Edit: So, I checked the code and as I suspected, it's changing the sample rate internally to 16k during the decoding phase so the source sample rate doesn't matter.
Here's the code portion that does it. The "sr" value for ar is a variable set to 16000.
Code:
# This launches a subprocess to decode audio while down-mixing and resampling as necessary.
# Requires the ffmpeg CLI and `ffmpeg-python` package to be installed.
out, _ = (
ffmpeg.input(file, threads=0)
.output("-", format="s16le", acodec="pcm_s16le", ac=1, ar=sr)

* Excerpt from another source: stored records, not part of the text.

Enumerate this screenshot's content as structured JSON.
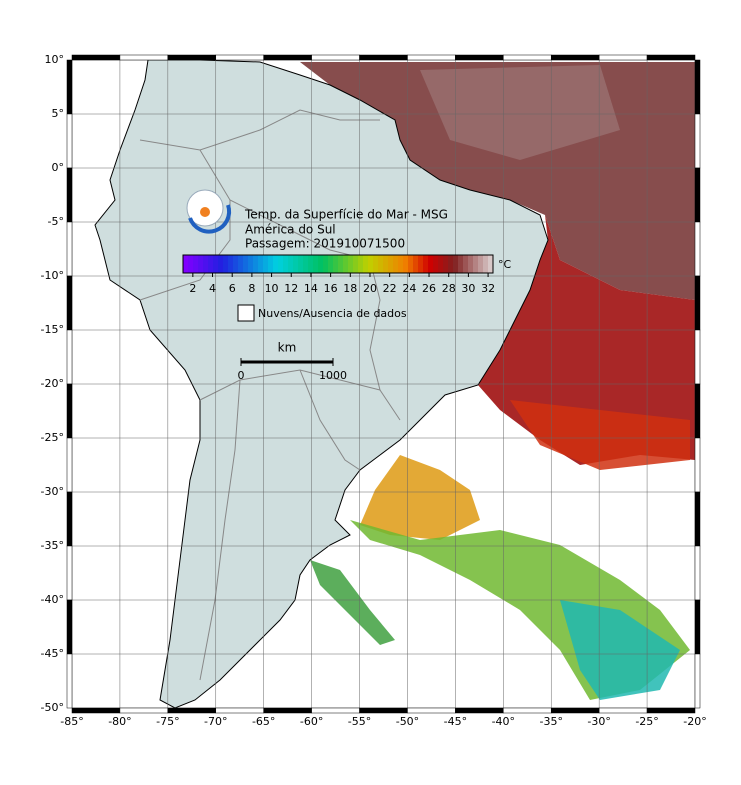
{
  "map": {
    "title_lines": [
      "Temp. da Superfície do Mar - MSG",
      "América do Sul",
      "Passagem: 201910071500"
    ],
    "colorbar": {
      "unit": "°C",
      "range": [
        1,
        32.5
      ],
      "ticks": [
        2,
        4,
        6,
        8,
        10,
        12,
        14,
        16,
        18,
        20,
        22,
        24,
        26,
        28,
        30,
        32
      ]
    },
    "legend": "Nuvens/Ausencia de dados",
    "scale_bar": {
      "unit": "km",
      "ticks": [
        0,
        1000
      ]
    },
    "lon_range": [
      -85,
      -20
    ],
    "lat_range": [
      -50,
      10
    ],
    "lon_ticks": [
      {
        "value": -85,
        "label": "-85°"
      },
      {
        "value": -80,
        "label": "-80°"
      },
      {
        "value": -75,
        "label": "-75°"
      },
      {
        "value": -70,
        "label": "-70°"
      },
      {
        "value": -65,
        "label": "-65°"
      },
      {
        "value": -60,
        "label": "-60°"
      },
      {
        "value": -55,
        "label": "-55°"
      },
      {
        "value": -50,
        "label": "-50°"
      },
      {
        "value": -45,
        "label": "-45°"
      },
      {
        "value": -40,
        "label": "-40°"
      },
      {
        "value": -35,
        "label": "-35°"
      },
      {
        "value": -30,
        "label": "-30°"
      },
      {
        "value": -25,
        "label": "-25°"
      },
      {
        "value": -20,
        "label": "-20°"
      }
    ],
    "lat_ticks": [
      {
        "value": 10,
        "label": "10°"
      },
      {
        "value": 5,
        "label": "5°"
      },
      {
        "value": 0,
        "label": "0°"
      },
      {
        "value": -5,
        "label": "-5°"
      },
      {
        "value": -10,
        "label": "-10°"
      },
      {
        "value": -15,
        "label": "-15°"
      },
      {
        "value": -20,
        "label": "-20°"
      },
      {
        "value": -25,
        "label": "-25°"
      },
      {
        "value": -30,
        "label": "-30°"
      },
      {
        "value": -35,
        "label": "-35°"
      },
      {
        "value": -40,
        "label": "-40°"
      },
      {
        "value": -45,
        "label": "-45°"
      },
      {
        "value": -50,
        "label": "-50°"
      }
    ]
  }
}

.run(cmd=["ffmpeg", "-nostdin"], capture_stdout=True, capture_stderr=True)
)
Edit2: Here's the size of the output files for the test movie I used to give you an idea of why resampling it manually is just wasting space most of the time:
Original aac(192kbps): 249.35MB
Uncompressed wav: 1.92GB
Mei2/quay2 16k(stereo): 655.96MB
Whisper 16k(mono): 327.98MB
So unless you start with a not very compressed audio file that's above 256kbps(that's what the whisper processing ends up being), you're just ending up with a bigger file and you want to avoid using an extra lossy compression step to not degrade the audio quality so you have to use something like wav for the output if you process the original.